一番下の布状のテント看板に書かれているこの文と、この次の文の2つは明らかにコロナ禍の標語ですね。
英国もコロナの被害者がかなり出ましたから、うろちょろするな、ということでしょう。
「考える」("to consider")という単語は"ystyried"(アスタリエド)と言います。
この語幹"ystyri-"のあとに命令形の"-wch"がついて"ystyriwch"(アスタリウッ`ク)となります。

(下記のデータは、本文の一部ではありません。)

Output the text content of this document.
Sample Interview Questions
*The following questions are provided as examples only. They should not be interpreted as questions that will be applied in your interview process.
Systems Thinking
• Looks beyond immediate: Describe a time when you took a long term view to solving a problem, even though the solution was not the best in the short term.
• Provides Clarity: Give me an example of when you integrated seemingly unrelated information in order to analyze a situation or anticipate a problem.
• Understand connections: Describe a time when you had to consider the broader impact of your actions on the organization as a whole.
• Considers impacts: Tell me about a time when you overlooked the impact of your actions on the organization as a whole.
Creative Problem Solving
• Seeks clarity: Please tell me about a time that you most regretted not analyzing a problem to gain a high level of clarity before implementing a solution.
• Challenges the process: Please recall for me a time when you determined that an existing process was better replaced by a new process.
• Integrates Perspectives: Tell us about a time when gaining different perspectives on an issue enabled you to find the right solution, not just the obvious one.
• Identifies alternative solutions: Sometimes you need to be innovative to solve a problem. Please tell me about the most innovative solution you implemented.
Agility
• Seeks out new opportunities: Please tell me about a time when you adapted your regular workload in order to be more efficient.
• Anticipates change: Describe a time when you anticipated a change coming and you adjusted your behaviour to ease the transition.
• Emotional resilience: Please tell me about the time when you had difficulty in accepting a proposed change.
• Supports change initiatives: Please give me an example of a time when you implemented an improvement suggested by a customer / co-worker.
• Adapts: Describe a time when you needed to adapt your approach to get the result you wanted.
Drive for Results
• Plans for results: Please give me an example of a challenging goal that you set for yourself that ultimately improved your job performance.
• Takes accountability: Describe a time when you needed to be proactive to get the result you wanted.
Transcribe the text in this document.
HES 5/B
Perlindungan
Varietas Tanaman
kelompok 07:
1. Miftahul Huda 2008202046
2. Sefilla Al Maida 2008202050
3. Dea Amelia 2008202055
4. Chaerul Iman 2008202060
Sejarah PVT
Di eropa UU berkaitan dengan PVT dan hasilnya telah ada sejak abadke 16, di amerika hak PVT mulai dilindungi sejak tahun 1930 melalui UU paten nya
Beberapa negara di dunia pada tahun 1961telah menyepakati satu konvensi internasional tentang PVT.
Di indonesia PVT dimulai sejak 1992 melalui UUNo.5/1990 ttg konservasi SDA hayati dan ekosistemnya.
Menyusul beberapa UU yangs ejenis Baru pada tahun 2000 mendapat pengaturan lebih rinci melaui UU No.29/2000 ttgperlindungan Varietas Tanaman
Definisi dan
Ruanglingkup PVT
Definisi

"bob"は「それぞれ」「みんな」などを意味する"pob"がS.M.した形です。

"taith"は「旅」("journey" "trip")を意味する単語です。

Arhoswch yn lleol. / Stay local.

Arhoswch yn lleol.

アルホスゥック・アン・~セオル

ステイ・ローカル(地元にいよう)

"Arhoswch”も命令形だということはもうおわかりですね。
では"-wch"が命令形を作る語尾だとして、語幹は"arhos-"、では元の単語は?

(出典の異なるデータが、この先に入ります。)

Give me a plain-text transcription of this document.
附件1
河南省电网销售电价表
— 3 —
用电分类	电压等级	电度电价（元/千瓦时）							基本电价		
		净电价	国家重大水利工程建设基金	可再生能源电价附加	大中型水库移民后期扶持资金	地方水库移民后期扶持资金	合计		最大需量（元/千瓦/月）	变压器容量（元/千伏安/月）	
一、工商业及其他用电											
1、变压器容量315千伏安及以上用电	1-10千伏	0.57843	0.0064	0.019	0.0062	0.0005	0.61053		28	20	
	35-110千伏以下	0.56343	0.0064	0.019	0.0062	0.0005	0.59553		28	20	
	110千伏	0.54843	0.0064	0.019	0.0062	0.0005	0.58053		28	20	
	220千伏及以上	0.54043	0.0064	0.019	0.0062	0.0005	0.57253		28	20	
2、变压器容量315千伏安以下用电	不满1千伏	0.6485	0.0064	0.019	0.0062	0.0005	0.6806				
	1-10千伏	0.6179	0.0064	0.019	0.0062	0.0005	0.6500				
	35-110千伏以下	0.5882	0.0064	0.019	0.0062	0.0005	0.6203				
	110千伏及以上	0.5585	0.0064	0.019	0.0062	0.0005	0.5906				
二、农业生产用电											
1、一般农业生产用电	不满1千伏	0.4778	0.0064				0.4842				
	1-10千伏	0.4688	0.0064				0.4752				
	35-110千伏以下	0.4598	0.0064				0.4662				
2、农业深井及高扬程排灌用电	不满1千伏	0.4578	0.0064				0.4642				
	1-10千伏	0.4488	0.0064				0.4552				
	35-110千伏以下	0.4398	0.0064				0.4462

実は元の単語は"aros"(アロス、「とどまる」「待つ」)で、実はこれはちょっと変な動詞の一つなんです。
どういう理由だったか忘れてしまいましたが、もともと中世ウェールズ語で"arhos"だったのが、現代の現用ウェールズ語では"aros"となりました(音が落ちたんでしょう)。
ただ、文語文でも口語文でも、語幹を残して語形変化する場合、もとの"arhos-"変化になります。

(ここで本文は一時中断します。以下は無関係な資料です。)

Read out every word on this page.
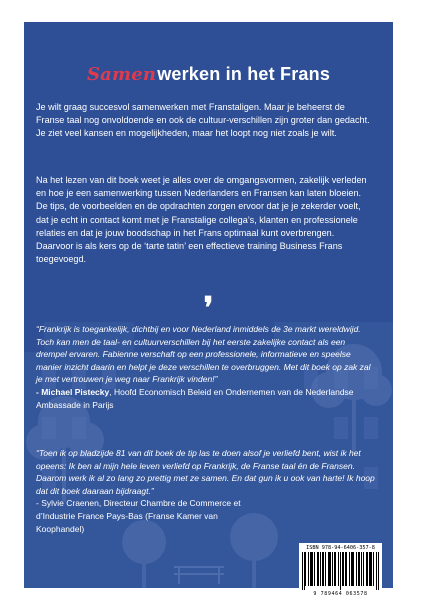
Samenwerken in het Frans
Je wilt graag succesvol samenwerken met Franstaligen. Maar je beheerst de Franse taal nog onvoldoende en ook de cultuur-verschillen zijn groter dan gedacht. Je ziet veel kansen en mogelijkheden, maar het loopt nog niet zoals je wilt.
Na het lezen van dit boek weet je alles over de omgangsvormen, zakelijk verleden en hoe je een samenwerking tussen Nederlanders en Fransen kan laten bloeien. De tips, de voorbeelden en de opdrachten zorgen ervoor dat je je zekerder voelt, dat je echt in contact komt met je Franstalige collega’s, klanten en professionele relaties en dat je jouw boodschap in het Frans optimaal kunt overbrengen. Daarvoor is als kers op de ‘tarte tatin’ een effectieve training Business Frans toegevoegd.
❜
“Frankrijk is toegankelijk, dichtbij en voor Nederland inmiddels de 3e markt wereldwijd. Toch kan men de taal- en cultuurverschillen bij het eerste zakelijke contact als een drempel ervaren. Fabienne verschaft op een professionele, informatieve en speelse manier inzicht daarin en helpt je deze verschillen te overbruggen. Met dit boek op zak zal je met vertrouwen je weg naar Frankrijk vinden!”
- Michael Pistecky, Hoofd Economisch Beleid en Ondernemen van de Nederlandse Ambassade in Parijs
“Toen ik op bladzijde 81 van dit boek de tip las te doen alsof je verliefd bent, wist ik het opeens: Ik ben al mijn hele leven verliefd op Frankrijk, de Franse taal én de Fransen. Daarom werk ik al zo lang zo prettig met ze samen. En dat gun ik u ook van harte! Ik hoop dat dit boek daaraan bijdraagt.”
- Sylvie Craenen, Directeur Chambre de Commerce et d’Industrie France Pays-Bas (Franse Kamer van Koophandel)
ISBN 978-94-6406-357-8
9 789464 063578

"lleol"は「ローカルな」「地元の」といった意味の形容詞です。
以前にも出てきましたが、形容詞に"yn"がつくことで副詞化できます。
ですので、"yn lleol"は"locally"のような意味ですから、標語的な言い方で"Stay local"と言っているわけです。

私がサンベドル・ポント・ステファンから離れて20年。
大学も変わり、取っていたコースは無くなり、街もだいぶ変わってしまったでしょうが、歴史の流れはこれからも綿々と続いていきますし、看板や標識からそういったものが読み取れると面白いですね。

今回はこれまで。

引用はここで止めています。